Figure 4. BCL6 is a target of miR-205.

A: Effect of the analysed miRNAs on the empty vector. Cells co-transfected with the miRNA expression vectors, vector control and the empty reporter vector ware tested in luciferase assays. The diagram represents five independent experiments carried out in duplicate with the standard error indicated. The Renilla luciferase activity was used for normalization and firefly luciferase activity of control transfected cells was set to 100%. B: Regulation of the luciferase activity of the reporter construct containing the BCL6 3′UTR by several miRNAs predicted to target the 3′UTR. The bars represent four different experiments done in duplicate. C: Schematic overview of the predicted binding site of miR-205 in the 3′UTR of BCL6. The sequence in the 3′UTR mutated by site-directed-mutagenesis is indicated.
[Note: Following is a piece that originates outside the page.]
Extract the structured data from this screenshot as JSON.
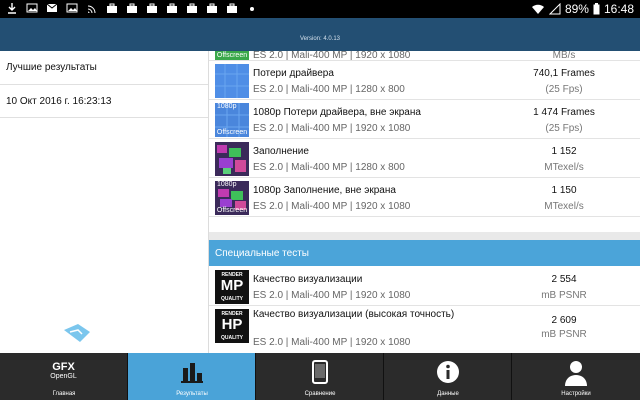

D: Influence or miR-205 on the luciferase activity of the empty vector, the wt-3′UTR and the mutated BCL6 3′UTR. The diagram shows the results of four independent experiments carried out in duplicate. E: Transfection of miR-205 reduces the BCL6 protein in SUP-T1 cells. SUP-T1 cells transfected with miR-205 or a vector control were analysed in a Western blot with BCL6- and ß-actin- specific antibodies. The signals for ß-actin served as a loading control.